What's next for P3s for state and local infrastructure?

Published: March 02, 2015

Architecture Engineering and ConstructionPublic Private PartnershipsDOTTransportation

U.S. Congressman Paul Ryan (R-WI) recently indicated that he thinks the states should have more latitude to use tolling to fund roadways.  As chairman of the House Committee on Ways and Means, Ryan oversees the federal highway trust fund, which is due to go broke in May due to a drop in gas tax revenues.

Of course, where there’s discussion of tolling, discussion of public-private partnerships (P3s) is not far behind.  According to the National Conference of State Legislatures (NCSL), 42 states and the District of Columbia already have tolling authorities in place (as of 2013).  Twenty of those states have privately operated tolling facilities.

However, major toll road concessions tend to be the domain of global mega-corporations with convoluted and (often times) controversial financing schemes.  But, the state and local architecture, engineering, and construction (AEC) market is taking tentative steps toward P3 arrangements for other types of infrastructure.  For example, Indianapolis is finalizing a $1.6 billion arrangement with Paris concern for an integrated justice facility.  This is one of the highest profile contracts in what might be an emerging trend of “social infrastructure” partnerships at the sub-federal levels.  In fact, a whole summit was recently dedicated to the topic.

Senior strategists for AEC firms will need to familiarize themselves with the types of P3 arrangements in play and the risks they entail.  Fortunately, Brookings has done some great work in this area. (See Brookings chart below.)

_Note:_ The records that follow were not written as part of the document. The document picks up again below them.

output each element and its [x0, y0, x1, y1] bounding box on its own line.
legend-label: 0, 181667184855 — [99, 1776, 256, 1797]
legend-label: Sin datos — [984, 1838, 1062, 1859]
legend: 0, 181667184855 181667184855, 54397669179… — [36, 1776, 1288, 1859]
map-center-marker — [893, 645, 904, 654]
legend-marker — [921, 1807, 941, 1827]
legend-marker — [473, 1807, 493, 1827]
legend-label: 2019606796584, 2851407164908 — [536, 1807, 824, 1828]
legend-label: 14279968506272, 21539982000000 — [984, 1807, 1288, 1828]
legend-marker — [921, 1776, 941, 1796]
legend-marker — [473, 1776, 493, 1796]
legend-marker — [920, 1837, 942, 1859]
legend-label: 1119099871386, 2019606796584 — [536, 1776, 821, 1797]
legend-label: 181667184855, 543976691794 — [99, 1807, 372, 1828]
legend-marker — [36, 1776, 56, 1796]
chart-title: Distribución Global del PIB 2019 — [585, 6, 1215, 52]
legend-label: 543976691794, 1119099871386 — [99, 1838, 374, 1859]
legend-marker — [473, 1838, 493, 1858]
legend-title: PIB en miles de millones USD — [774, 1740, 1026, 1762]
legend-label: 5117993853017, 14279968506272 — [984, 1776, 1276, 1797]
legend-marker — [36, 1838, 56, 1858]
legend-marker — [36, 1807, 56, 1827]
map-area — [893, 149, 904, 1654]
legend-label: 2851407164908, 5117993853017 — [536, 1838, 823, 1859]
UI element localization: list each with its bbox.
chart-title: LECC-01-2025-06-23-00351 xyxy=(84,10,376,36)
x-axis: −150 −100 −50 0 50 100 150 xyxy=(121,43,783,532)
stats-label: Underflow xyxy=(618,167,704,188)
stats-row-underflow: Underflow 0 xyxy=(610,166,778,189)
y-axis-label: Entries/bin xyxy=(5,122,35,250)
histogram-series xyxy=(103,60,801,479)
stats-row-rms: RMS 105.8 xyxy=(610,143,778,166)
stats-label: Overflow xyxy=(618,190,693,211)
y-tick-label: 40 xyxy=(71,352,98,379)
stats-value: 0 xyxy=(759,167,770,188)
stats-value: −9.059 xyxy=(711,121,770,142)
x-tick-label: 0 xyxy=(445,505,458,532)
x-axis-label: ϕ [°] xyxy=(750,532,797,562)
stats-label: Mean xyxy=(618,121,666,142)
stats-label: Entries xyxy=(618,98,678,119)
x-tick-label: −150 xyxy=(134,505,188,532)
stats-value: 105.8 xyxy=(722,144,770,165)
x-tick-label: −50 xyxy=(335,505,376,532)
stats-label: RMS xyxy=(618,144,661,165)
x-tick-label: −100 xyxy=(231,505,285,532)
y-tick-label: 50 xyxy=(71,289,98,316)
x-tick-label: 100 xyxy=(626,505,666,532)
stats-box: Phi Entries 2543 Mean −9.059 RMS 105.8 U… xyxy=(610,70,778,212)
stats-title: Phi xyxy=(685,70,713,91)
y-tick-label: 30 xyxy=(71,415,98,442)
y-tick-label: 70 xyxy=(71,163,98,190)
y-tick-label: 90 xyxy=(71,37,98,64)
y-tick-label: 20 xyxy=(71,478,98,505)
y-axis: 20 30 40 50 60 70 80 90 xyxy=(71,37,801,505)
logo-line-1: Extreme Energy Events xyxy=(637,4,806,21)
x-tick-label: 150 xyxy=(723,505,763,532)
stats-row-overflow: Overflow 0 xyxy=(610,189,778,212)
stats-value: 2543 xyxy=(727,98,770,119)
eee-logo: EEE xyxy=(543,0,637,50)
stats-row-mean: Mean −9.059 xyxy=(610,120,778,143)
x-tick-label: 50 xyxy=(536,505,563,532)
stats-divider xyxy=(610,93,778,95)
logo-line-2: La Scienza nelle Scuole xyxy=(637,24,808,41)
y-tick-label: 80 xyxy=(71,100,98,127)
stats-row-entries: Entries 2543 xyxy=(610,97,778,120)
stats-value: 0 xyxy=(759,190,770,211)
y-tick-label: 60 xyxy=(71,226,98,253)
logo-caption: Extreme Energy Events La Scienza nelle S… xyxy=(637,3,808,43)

 Figure 1. Different Levels of Private Sector Engagement in PPP Contracts










However, given the fact that P3 failures can result in billion dollar losses for one party or the other, the debate often gets bogged down in who assumes most of the risk—the contractor or the taxpayers.  Firms that seek to maximize the win-win aspect of P3s should focus on usage projections.  Any public facility with a strong fee-for-service revenue stream (e.g., courts, jails, parking garages, parks, etc.) can be a target for a P3 arrangement.  Yet, the long-term success of any deal will depend on complex usage forecasts based on population growth, crime rates, and so forth.  Any forecast—especially one tied to political winds—looking more than a few years out becomes highly speculative.

Deltek’s Take

  • Even the most elegant and politically savvy P3 arrangement will fail if revenue projections based on overly optimistic usage fees come up short.  Somebody will be left holding the bag.
  • Contractors should seek a P3 relationship where the buyer holds enough risk to ensure honest appraisal of future usage of the facility but not so much that incumbent and future politicians run the risk of being accused of giving away the store to the contractor.  Privatization watchdog groups are becoming ever-more vigilant and effective in their ability to inflict political and legal pain on parties to bad P3s.
  • Taking lessons learned from past P3 failures, an emerging concept of “availability-payment” is intended to balance the contractor’s need for compensation with the public’s need for contractor performance, but the model has only just begun to be tested in the real world.